Im April 1948 begann Schelfhout seine berufliche Laufbahn als rechtswissenschaftlicher Mitarbeiter im Katholischen Zentralbüro für Unterricht und Bildung (Centraal Bureau voor Katholiek Onderwijs en Opvoeding), wechselte aber bereits am 1. Januar 1949 als Referendar in das Ministerium für Unterricht, Kunst und Wissenschaft und war dort bis zum 1. Januar 1951 tätig. Im Anschluss fungierte er zwischen dem 1. Januar 1951 und dem 16. November 1955 als Sekretär des Unterrichtsrates (Onderwijsraad), einem Organ der Regierung für bildungspolitische Fragen. Mitte der 1950er Jahre begann er auch seine politische Tätigkeit für die Katholieke Volkspartij (KVP) in der Kommunalpolitik und war zwischen dem 21. Oktober 1955 und dem 2. September 1958 Mitglied des Gemeinderates von Den Haag.
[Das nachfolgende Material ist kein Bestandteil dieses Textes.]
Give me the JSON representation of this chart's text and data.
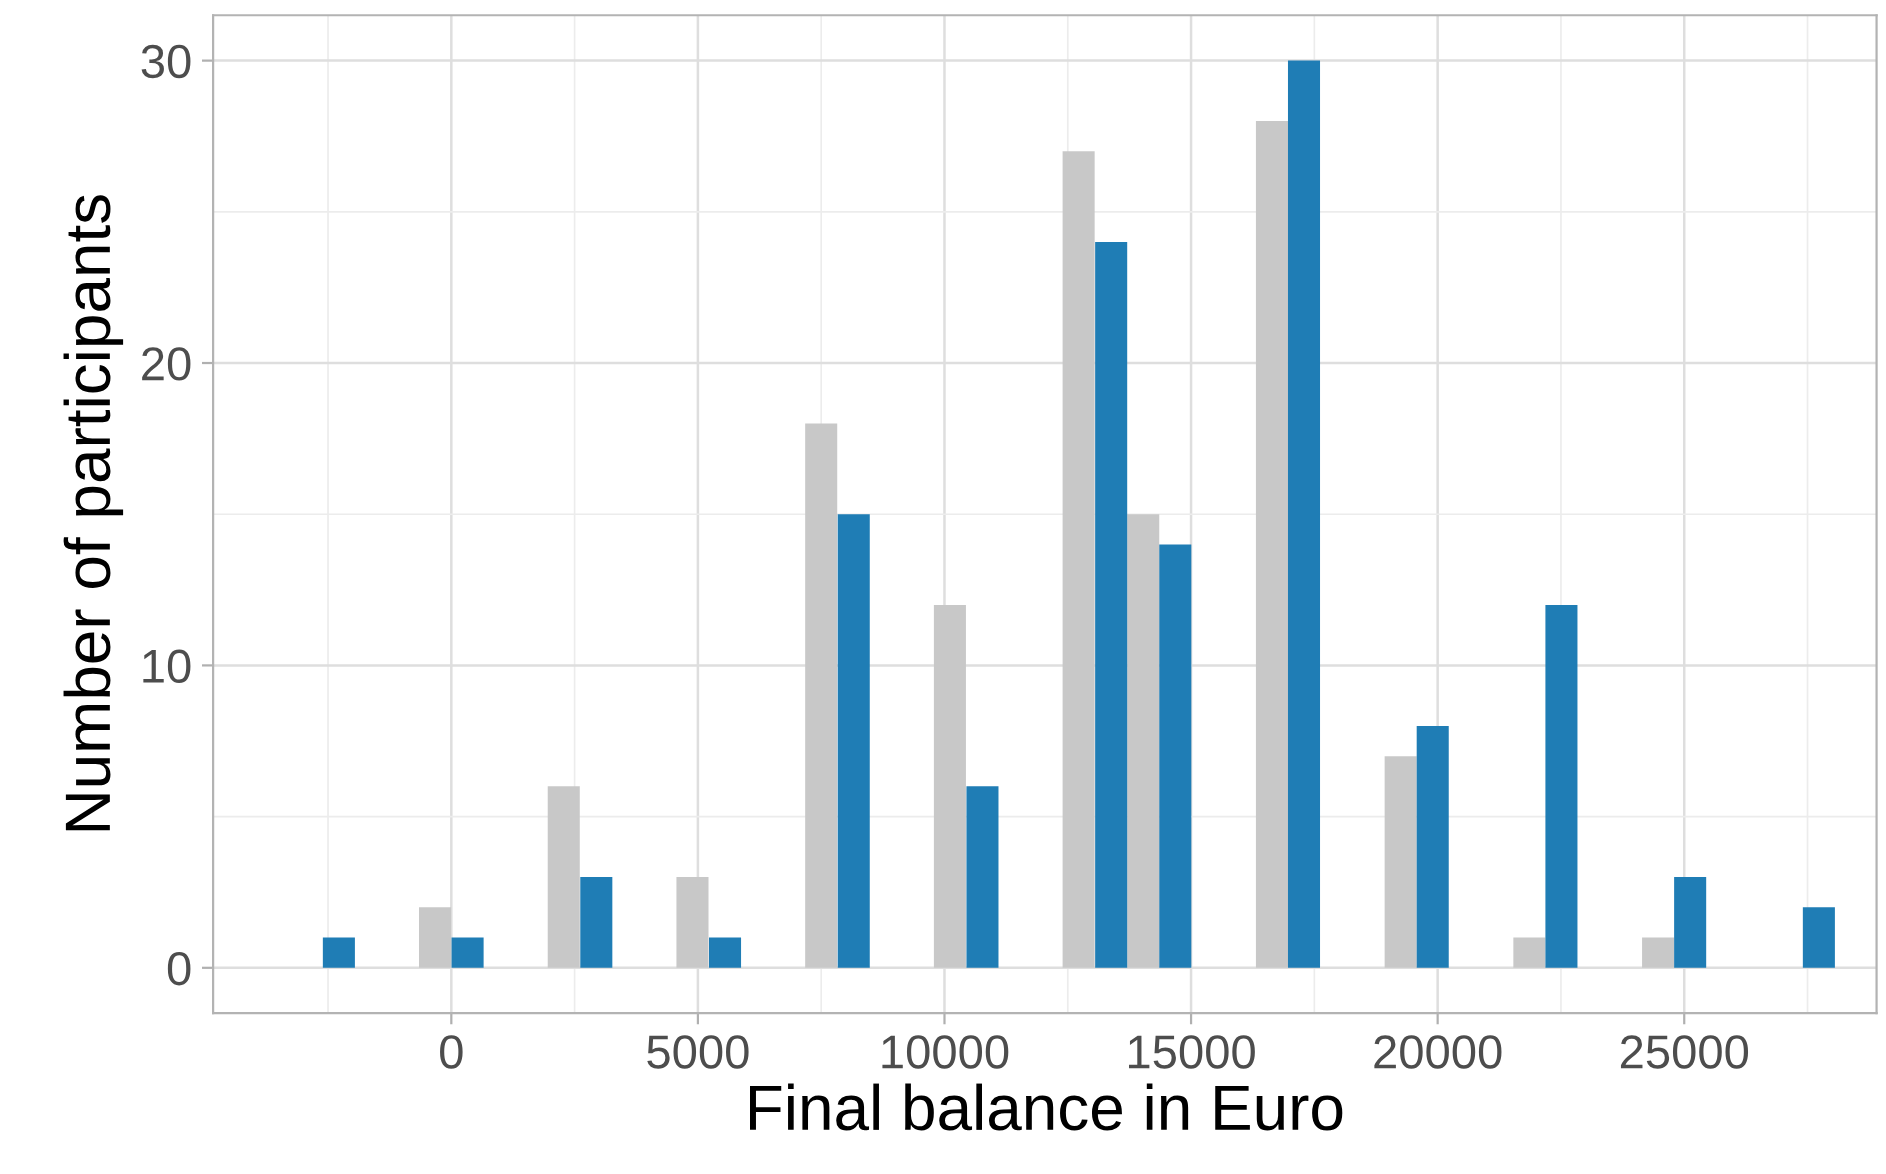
{
  "chart_data": {
    "type": "bar",
    "xlabel": "Final balance in Euro",
    "ylabel": "Number of participants",
    "series": [
      {
        "color": "#c8c8c8",
        "x": [
          -330,
          2280,
          4890,
          7500,
          10110,
          12720,
          14030,
          16640,
          19250,
          21860,
          24470
        ],
        "values": [
          2,
          6,
          3,
          18,
          12,
          27,
          15,
          28,
          7,
          1,
          1
        ]
      },
      {
        "color": "#1f7db5",
        "x": [
          -2280,
          330,
          2940,
          5550,
          8160,
          10770,
          13380,
          14680,
          17290,
          19900,
          22510,
          25120,
          27730
        ],
        "values": [
          1,
          1,
          3,
          1,
          15,
          6,
          24,
          14,
          30,
          8,
          12,
          3,
          2
        ]
      }
    ],
    "xlim": [
      -4830,
      28900
    ],
    "xticks": [
      0,
      5000,
      10000,
      15000,
      20000,
      25000
    ],
    "ylim": [
      -1.5,
      31.5
    ],
    "yticks": [
      0,
      10,
      20,
      30
    ],
    "grid": true
  }
}
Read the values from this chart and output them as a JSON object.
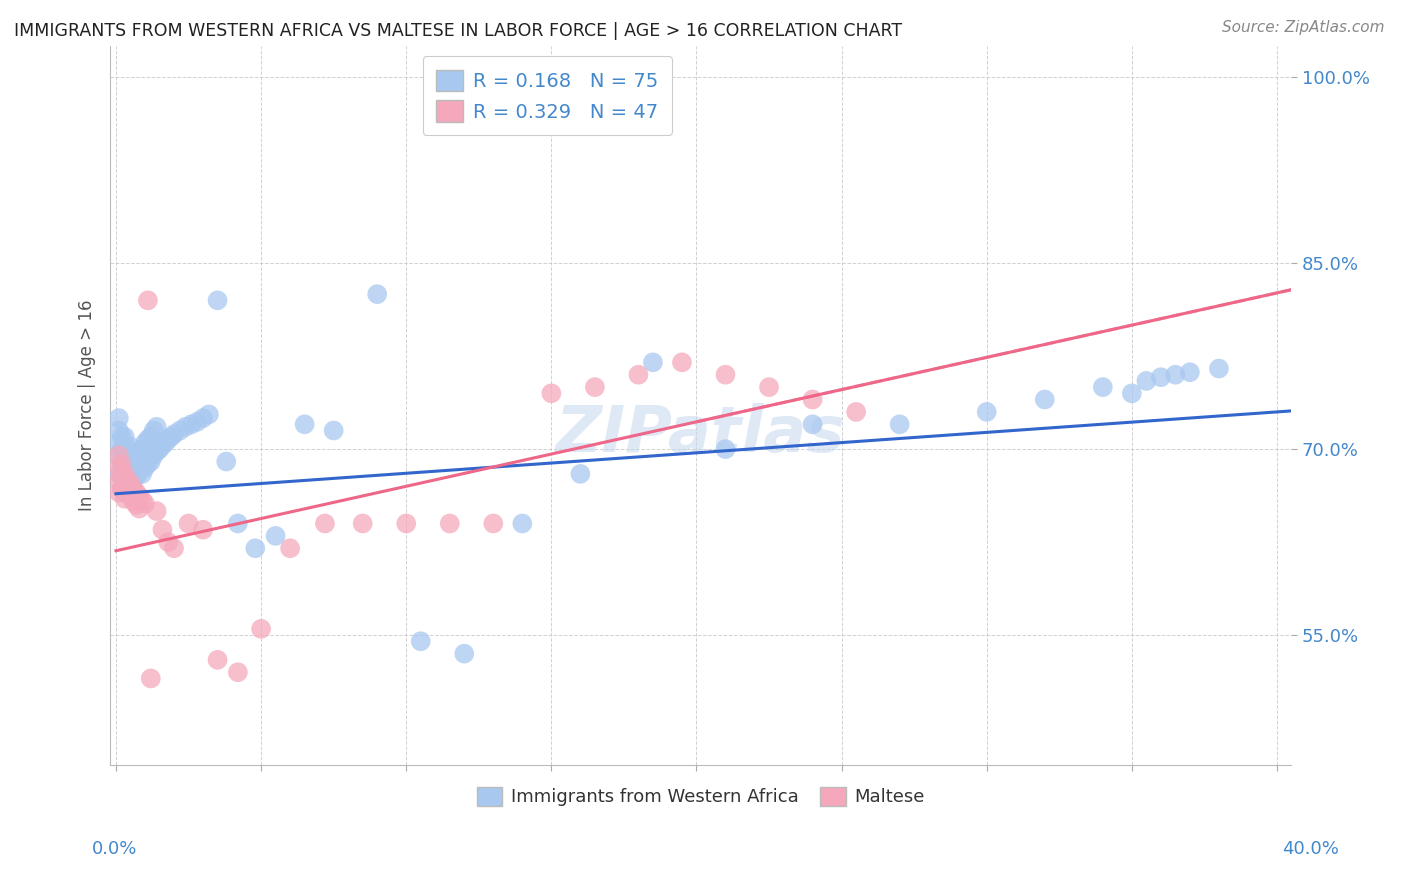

Am 16. November 1955 in das Katholische Zentralbüro für Unterricht und Bildung zurück und bekleidete dort bis zum 16. Januar 1962 zunächst die Funktion als stellvertretender Direktor, ehe er zwischen dem 16. Januar 1962 und dem 28. Juli 1971 in Personalunion Direktor des Katholischen Zentralbüros für Unterricht und Bildung sowie Allgemeiner Sekretär des Katholischen Schulrates NKS (Nederlandse Katholieke Schoolraad) war. Ihm wurde für seine Verdienste am 29. April 1966 das Offizierskreuz des Orden von Oranien-Nassau verliehen.

Mitglied der Ersten Kammer und Staatssekretär[Bearbeiten | Quelltext bearbeiten]

Als Vertreter der Katholieke Volkspartij wurde Schelfhout am 16. September 1969 Mitglied der Ersten Kammer der Generalstaaten und gehörte dieser bis zum 28. Juli 1971 an. Während dieser Zeit fungierte auch als Sekretär der KVP-Fraktion in der Ersten Kammer.

Am 28. Juli 1971 wurde er von Ministerpräsident Barend Biesheuvel zum Staatssekretär im Ministerium für Bildung und Wissenschaft (Staatssecretaris van Onderwijs en Wetenschappen) in dessen Regierung berufen und bekleidete dieses Amt bis zum 11. Mai 1973. Er war in dieser Funktion insbesondere für den Unterricht in Vor- und Grundschulen sowie außergewöhnlichen Unterricht, die Vorbereitung des Gesetzentwurfs für die Sekundarbildung, Schulplanung und Schulbau sowie Bildungseffizienz zuständig. Danach war er zwischen 1973 und 1981 Berater des Ministeriums für Bildung und Wissenschaft. Am 8. Juni 1973 wurde ihm das Ritterkreuz des Orden vom Niederländischen Löwen verliehen. Im Februar 1977 verzichtete er auf eine erneute Kandidatur für die Erste Kammer.

Im September 1981 übernahm Schelfhout, der auch Kommandeur des Gregoriusordens war, eine unbezahlte außerplanmäßige Professur für Bildungsrecht an der Reichsuniversität Groningen und unterrichtete dort bis zu seinem Tod am 3. März 1983.